The failure of cooperation at the political level, however, masks the extraordinary response by individual citizens of every nation, many of whom have endured weeks of grueling quarantine, without personal freedom or pay. At varying points of the pandemic one-third of the human population was forced to stay at home and 90 percent of children away from school. Each person who stays inside, wears a mask outside, and avoids unnecessary social interactions during the pandemic is aligning personal moral responsibility with the broader public good. And, notably for the subject of this work, they are practicing communally for the distinctly dire peril ahead. The neurosurgeon and health reporter Sanjay Gupta said on CNN, “How I behave … affects your health. How you behave affects my health. Never … have we been so dependent on each other, at least not in my lifetime, and we should rise to that occasion.”

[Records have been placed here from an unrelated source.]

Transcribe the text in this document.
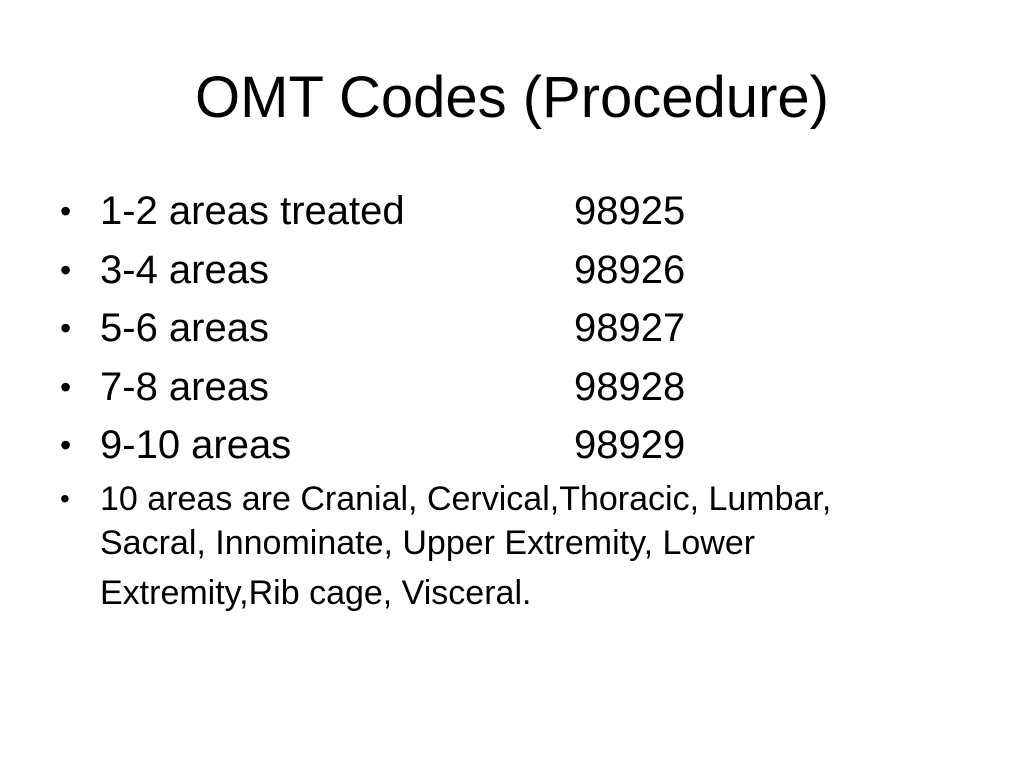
OMT Codes (Procedure)
• 1-2 areas treated	98925
• 3-4 areas	98926
• 5-6 areas	98927
• 7-8 areas	98928
• 9-10 areas	98929
• 10 areas are Cranial, Cervical,Thoracic, Lumbar,
Sacral, Innominate, Upper Extremity, Lower
Extremity,Rib cage, Visceral.
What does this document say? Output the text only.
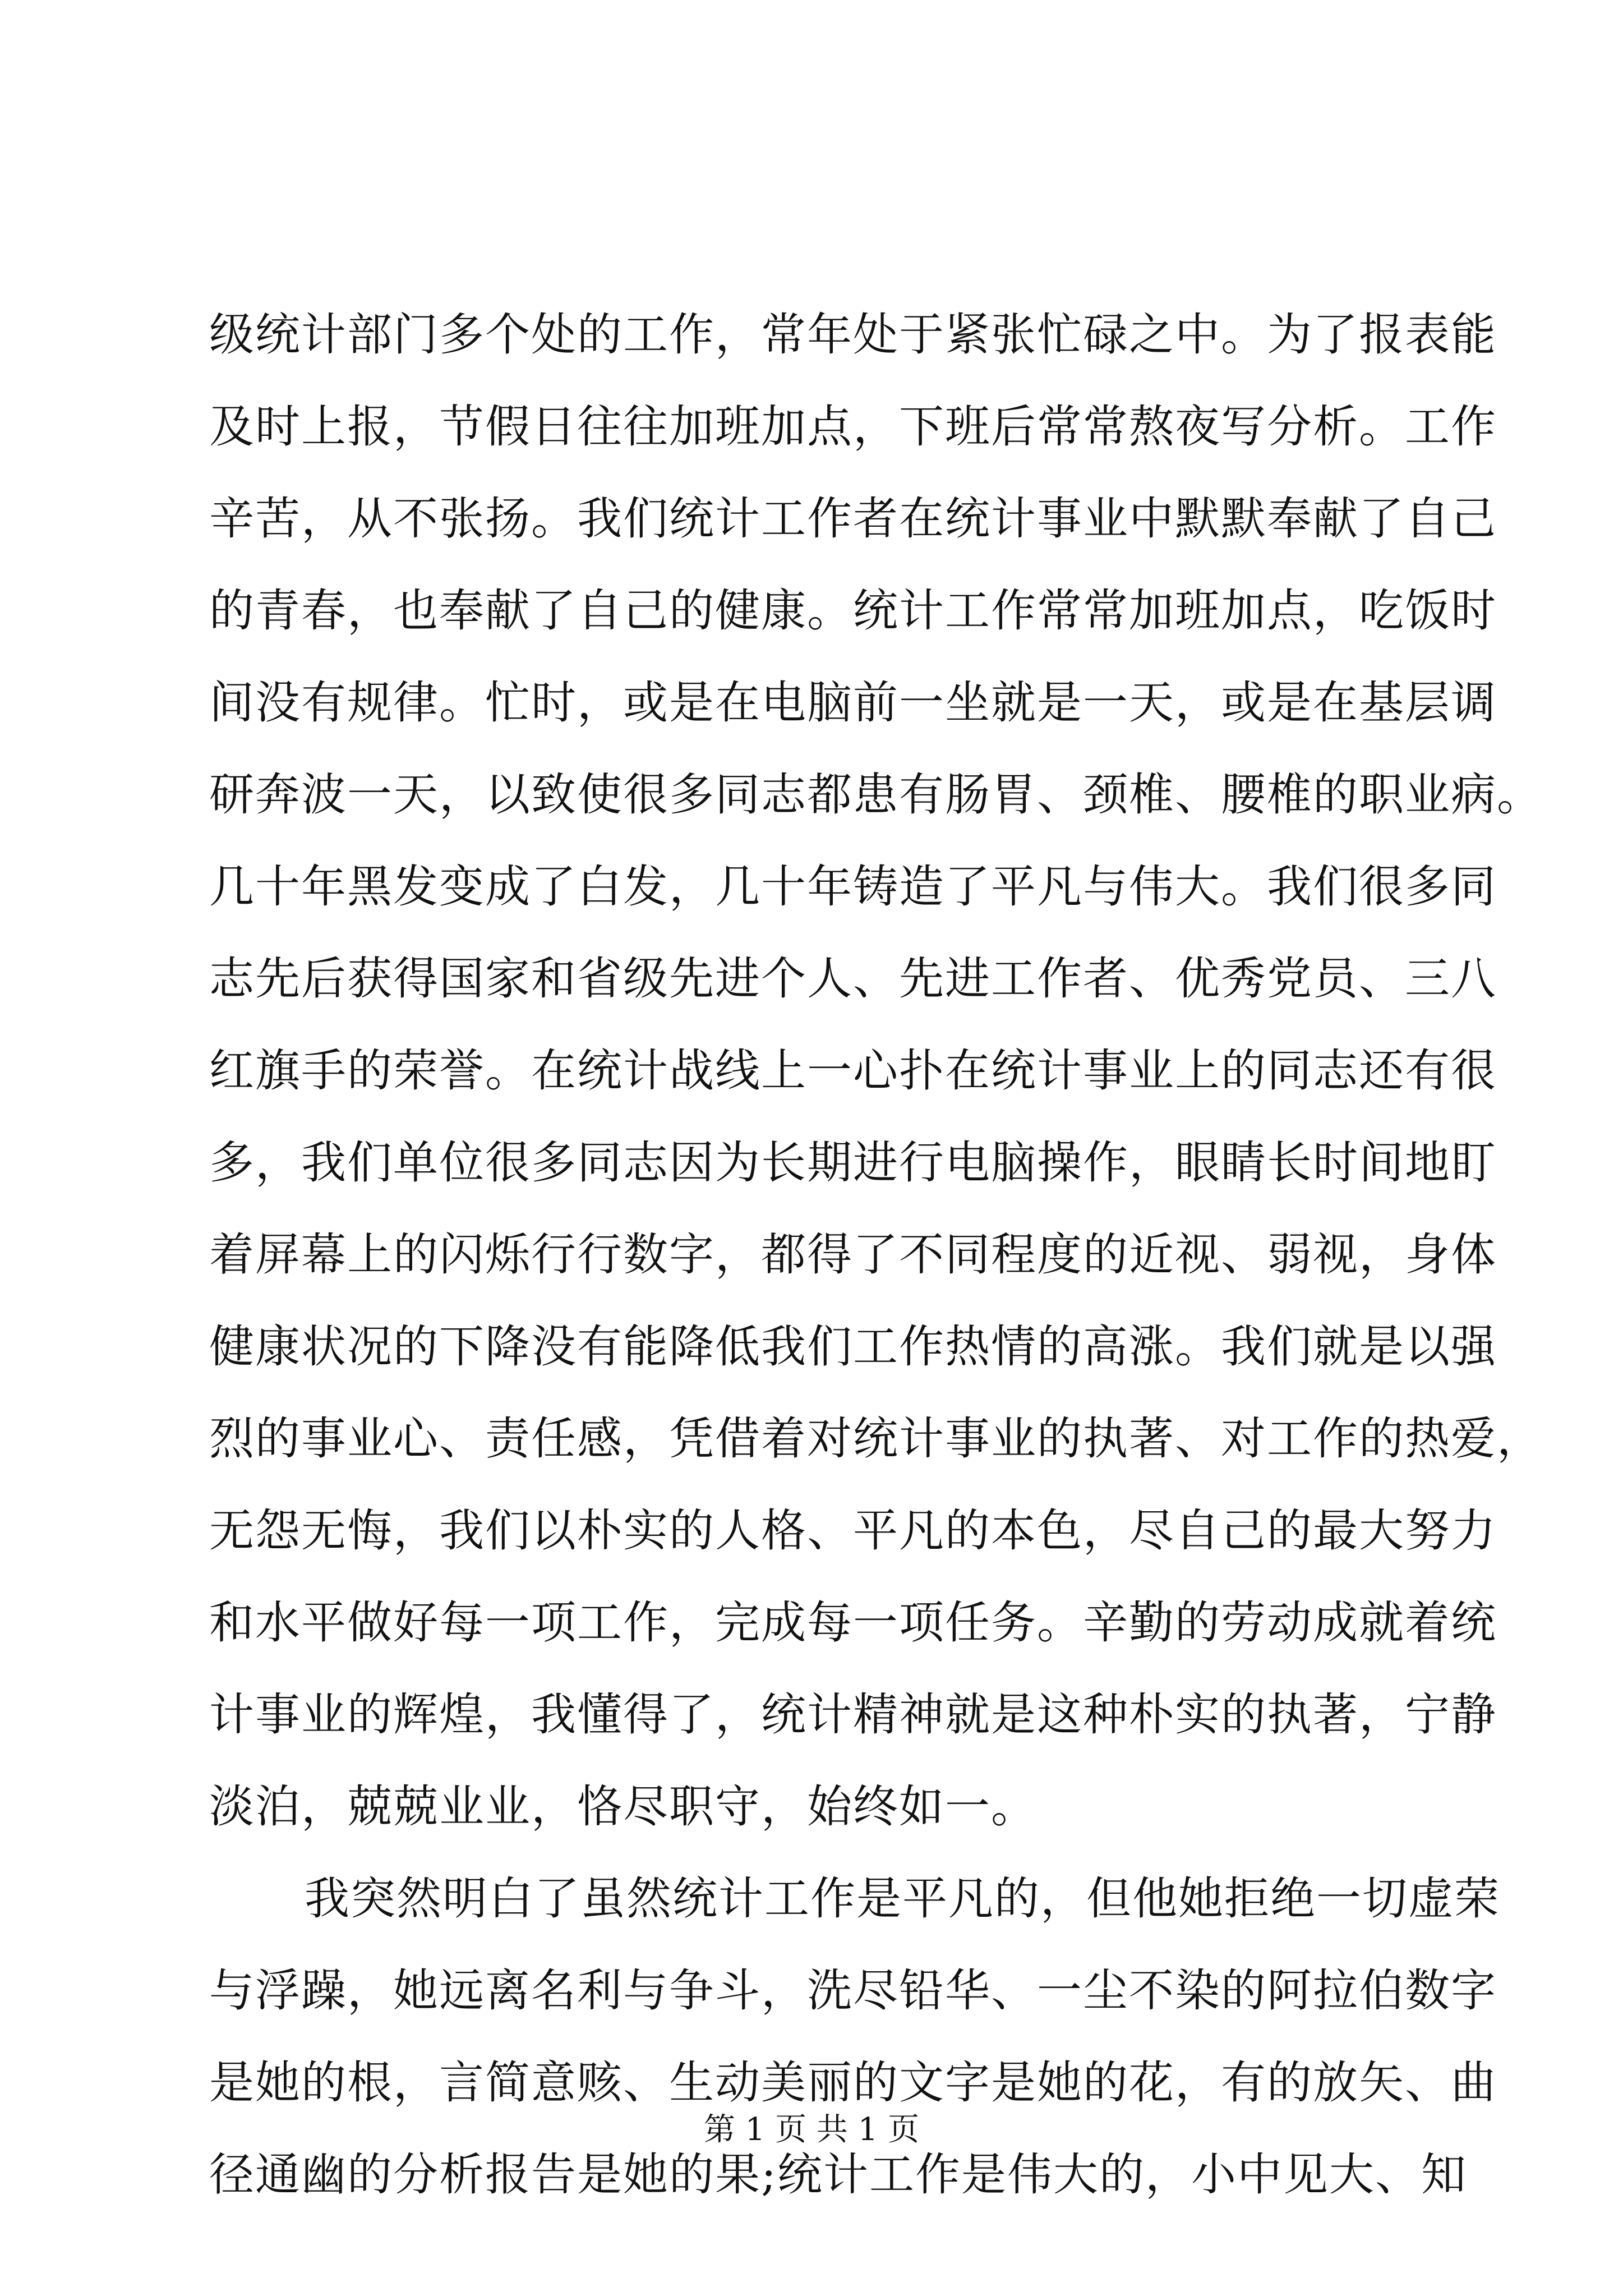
级统计部门多个处的工作，常年处于紧张忙碌之中。为了报表能
及时上报，节假日往往加班加点，下班后常常熬夜写分析。工作
辛苦，从不张扬。我们统计工作者在统计事业中默默奉献了自己
的青春，也奉献了自己的健康。统计工作常常加班加点，吃饭时
间没有规律。忙时，或是在电脑前一坐就是一天，或是在基层调
研奔波一天，以致使很多同志都患有肠胃、颈椎、腰椎的职业病。
几十年黑发变成了白发，几十年铸造了平凡与伟大。我们很多同
志先后获得国家和省级先进个人、先进工作者、优秀党员、三八
红旗手的荣誉。在统计战线上一心扑在统计事业上的同志还有很
多，我们单位很多同志因为长期进行电脑操作，眼睛长时间地盯
着屏幕上的闪烁行行数字，都得了不同程度的近视、弱视，身体
健康状况的下降没有能降低我们工作热情的高涨。我们就是以强
烈的事业心、责任感，凭借着对统计事业的执著、对工作的热爱，
无怨无悔，我们以朴实的人格、平凡的本色，尽自己的最大努力
和水平做好每一项工作，完成每一项任务。辛勤的劳动成就着统
计事业的辉煌，我懂得了，统计精神就是这种朴实的执著，宁静
淡泊，兢兢业业，恪尽职守，始终如一。
我突然明白了虽然统计工作是平凡的，但他她拒绝一切虚荣
与浮躁，她远离名利与争斗，洗尽铅华、一尘不染的阿拉伯数字
是她的根，言简意赅、生动美丽的文字是她的花，有的放矢、曲
径通幽的分析报告是她的果;统计工作是伟大的，小中见大、知
第 1 页 共 1 页
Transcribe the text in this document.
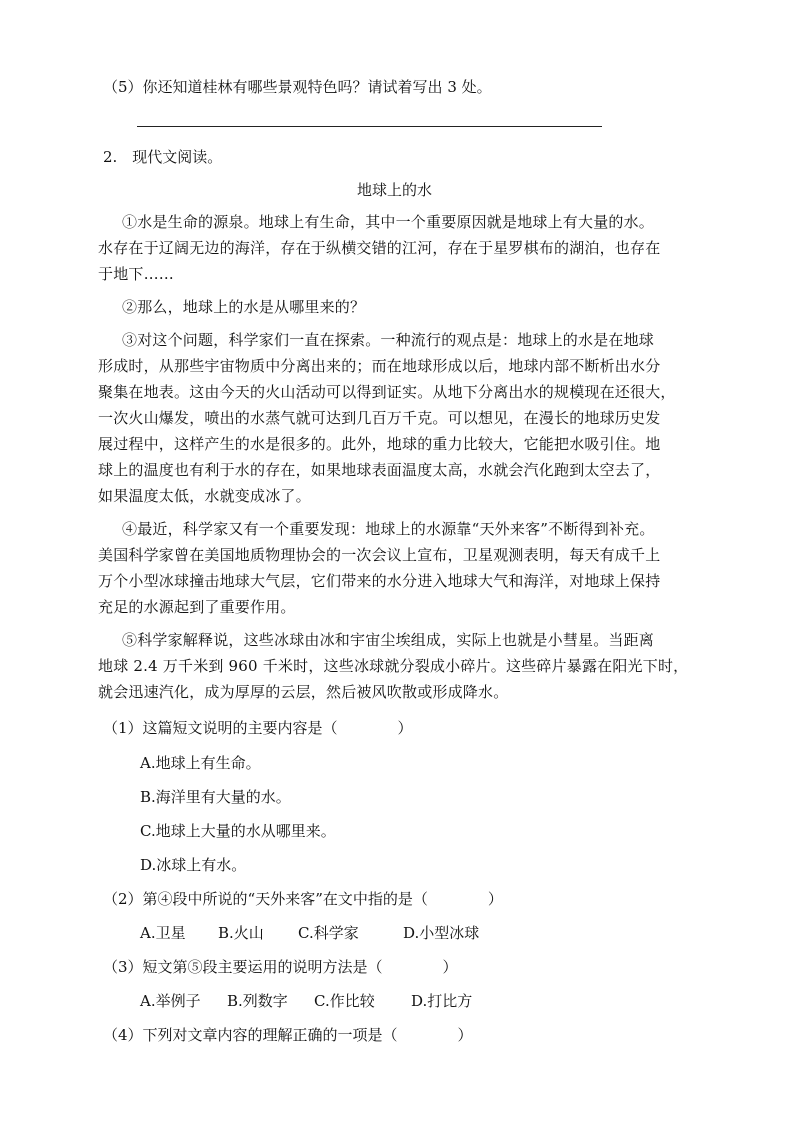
（5）你还知道桂林有哪些景观特色吗？请试着写出 3 处。
2.　现代文阅读。
地球上的水
①水是生命的源泉。地球上有生命，其中一个重要原因就是地球上有大量的水。
水存在于辽阔无边的海洋，存在于纵横交错的江河，存在于星罗棋布的湖泊，也存在
于地下……
②那么，地球上的水是从哪里来的？
③对这个问题，科学家们一直在探索。一种流行的观点是：地球上的水是在地球
形成时，从那些宇宙物质中分离出来的；而在地球形成以后，地球内部不断析出水分
聚集在地表。这由今天的火山活动可以得到证实。从地下分离出水的规模现在还很大，
一次火山爆发，喷出的水蒸气就可达到几百万千克。可以想见，在漫长的地球历史发
展过程中，这样产生的水是很多的。此外，地球的重力比较大，它能把水吸引住。地
球上的温度也有利于水的存在，如果地球表面温度太高，水就会汽化跑到太空去了，
如果温度太低，水就变成冰了。
④最近，科学家又有一个重要发现：地球上的水源靠“天外来客”不断得到补充。
美国科学家曾在美国地质物理协会的一次会议上宣布，卫星观测表明，每天有成千上
万个小型冰球撞击地球大气层，它们带来的水分进入地球大气和海洋，对地球上保持
充足的水源起到了重要作用。
⑤科学家解释说，这些冰球由冰和宇宙尘埃组成，实际上也就是小彗星。当距离
地球 2.4 万千米到 960 千米时，这些冰球就分裂成小碎片。这些碎片暴露在阳光下时，
就会迅速汽化，成为厚厚的云层，然后被风吹散或形成降水。
（1）这篇短文说明的主要内容是（　　　　）
A.地球上有生命。
B.海洋里有大量的水。
C.地球上大量的水从哪里来。
D.冰球上有水。
（2）第④段中所说的“天外来客”在文中指的是（　　　　）
A.卫星 B.火山 C.科学家	D.小型冰球
（3）短文第⑤段主要运用的说明方法是（　　　　）
A.举例子 B.列数字 C.作比较 D.打比方
（4）下列对文章内容的理解正确的一项是（　　　　）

The very breakdown of moral choice and action to each individual, aligning the personal with the societal as Dr. Gupta envisions, suggests that we are capable of acting on the climate and ecological crises as well. At the start of 2020, such thinking would have been fanciful given the political barriers to enacting sweeping and systemic changes to human society. As the consequences of human activity on other creatures and Earth systems became increasingly clear these past few years, the distance between individual intent — or even hope for our children and grandchildren’s future — and collective reality had become unbridgeable. It was the source of growing existential dread. But the individual response to the novel coronavirus pandemic invites us to believe this distance can be closed. Perhaps, as with the contagion, it is a matter of believing we have no other choice.